1998  1999  2000  2001  2002  2003  2004  2005  2006 

Выпуск газеты Сегодня №253 (1897) за 08.11.2004

МИХАИЛ ДЕРЖАВИН: "Я — НАШЕНСКИЙ!"

Скоро украинские зрители увидят музыкальный фильм "12 стульев" по мотивам одноименного романа Ильи Ильфа и Евгения Петрова, снятый телеканалом "Интер" и российским "Первым каналом". О мюзикле мы рассказывали нашим читателям, напомним, что кроме Николая Фоменко, Анжелики Варум, Ильи Олейникова, Клары Новиковой, снялся дуэт замечательных артистов Александра Ширвиндта и Михаила Державина в ролях Ильфа и Петрова. Кстати, знаменитый тандем на днях получил премию "Кривое зеркало" на кинофестивале в Новгороде "Улыбнись, Россия!" за вклад в комедию. О вкладе артиста в культуру и жизнь зрителя мы поговорили с Михаилом Державиным.

"ПЛУЧЕК НАЗЫВАЛ МЕНЯ НЕ ТАЛАНТЛИВЫМ, А ДАРОВИТЫМ"

— Вы выбрали делом своей жизни актерскую стезю, идя по стопам своего отца...

— Да, вообще, все к этому шло с детства, поскольку я родился в актерской семье. Отец мой, Михаил Степанович Державин, был актером Театра имени Евгения Вахтангова. Работал он среди потрясающих вахтанговцев, организовавших театр, и сам был представителем первого поколения после организаторов театра. Я также дослужился до его звания, я народный артист России. Вспоминаю это потому, что как-то в ВТО был вечер памяти Владимира Хенкина, там ко мне подошла одна старая актриса и сказала: "Миша, как же ты похож на своего папу!" Затем, как и многие актерские дети, я поступил в театральный институт. В данном случае я просто перешел из своего подъезда в соседний — Театральное училище имени Щукина, которое впоследствии и закончил. Это было время оттепели, пора новых веяний в театре, в стране, и Театр Ленинского Комсомола пригласил группу молодых актеров, совершенно обновив свой состав. В этом театре мы с Александром Ширвиндтом проработали до 1967 года, после чего с Анатолием Васильевичем Эфросом в уже начавшиеся тяжелые времена перешли в Театр на Бронной, где я проработал месяцев девять. А потом Андрей Миронов и Марк Захаров подошли ко мне на каком-то вечере и сказали: "Миша! Приходи к нам в театр! Валентин Николаевич Плучек ищет молодых артистов". Затем я встретил на улице Папанова, который тоже сказал: "Давайте с Шурой к нам в театр! Вы нам очень нужны!" Так мы поступили в Театр сатиры. Я, правда, чуть раньше, чем Александр Анатольевич.

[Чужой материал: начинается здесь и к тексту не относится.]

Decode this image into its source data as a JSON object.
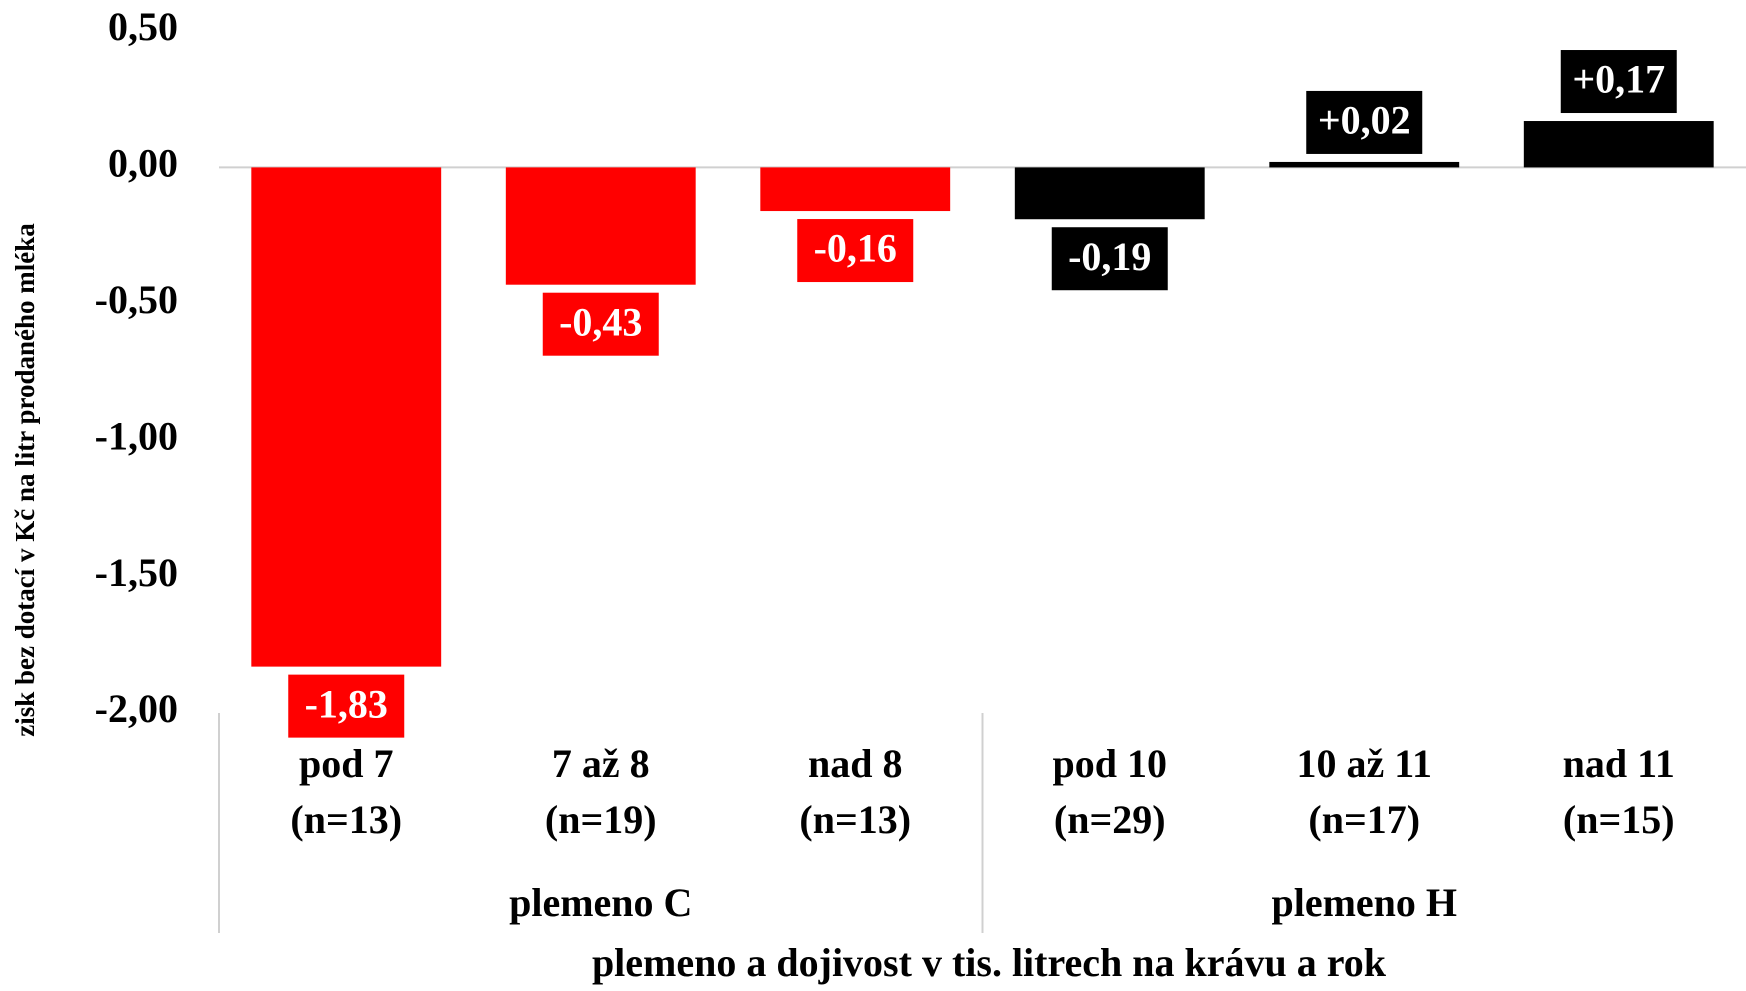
{
  "chart_data": {
    "type": "bar",
    "y_axis_label": "zisk bez dotací v Kč na litr prodaného mléka",
    "x_axis_label": "plemeno a dojivost v tis. litrech na krávu a rok",
    "categories": [
      [
        "pod 7",
        "(n=13)"
      ],
      [
        "7 až 8",
        "(n=19)"
      ],
      [
        "nad 8",
        "(n=13)"
      ],
      [
        "pod 10",
        "(n=29)"
      ],
      [
        "10 až 11",
        "(n=17)"
      ],
      [
        "nad 11",
        "(n=15)"
      ]
    ],
    "groups": [
      {
        "name": "plemeno C",
        "size": 3
      },
      {
        "name": "plemeno H",
        "size": 3
      }
    ],
    "values": [
      -1.83,
      -0.43,
      -0.16,
      -0.19,
      0.02,
      0.17
    ],
    "value_labels": [
      "-1,83",
      "-0,43",
      "-0,16",
      "-0,19",
      "+0,02",
      "+0,17"
    ],
    "colors": [
      "#ff0000",
      "#ff0000",
      "#ff0000",
      "#000000",
      "#000000",
      "#000000"
    ],
    "ylim": [
      -2,
      0.5
    ],
    "yticks": [
      {
        "value": 0.5,
        "label": "0,50"
      },
      {
        "value": 0,
        "label": "0,00"
      },
      {
        "value": -0.5,
        "label": "-0,50"
      },
      {
        "value": -1,
        "label": "-1,00"
      },
      {
        "value": -1.5,
        "label": "-1,50"
      },
      {
        "value": -2,
        "label": "-2,00"
      }
    ]
  }
}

— А кто оказал наибольшее влияние на ваше актерское становление?

— Театр имени Вахтангова и мой отец. Когда я родился, думал, что весь мир существует вокруг театра и что театр — главное в мире. Я ночевал в Вахтанговском театре, вместе с театром был в эвакуации в Омске, затем познал опыт других театров, видя работы замечательнейших актеров. Достаточно вспомнить такие имена артистов театра "Ленком" как Софья Гиацинтова, Серафима Бирман, Владимир Соловьев, Александр Пелевин. А уж когда пришел в Театр сатиры — какие тут актеры, партнеры! Я в нынешнее время рассказываю дома о тех, с кем был знаком, и думаю: "Боже! Какой я старый!" Но мне посчастливилось встречаться с этими людьми, причем не только с актерами, но и с музыкантами. Мы ведь дом театральный, и если было какое-то событие в послевоенной Москве, допустим, концерт Рихтера в клубе Горбунова в Филях, где оркестром дирижировал Мравинский, то нас, маленьких ребяток, везли на этот концерт на трамвайчике. Такие концерты запоминаются на всю жизнь. Или, например, сидим в Большом зале Консерватории, и к нам в ложу входит Сергей Сергеевич Прокофьев. Длинный, высокий, лысый, и видеть его — большое счастье! Впоследствии я познакомился с Шостаковичем, Хачатуряном.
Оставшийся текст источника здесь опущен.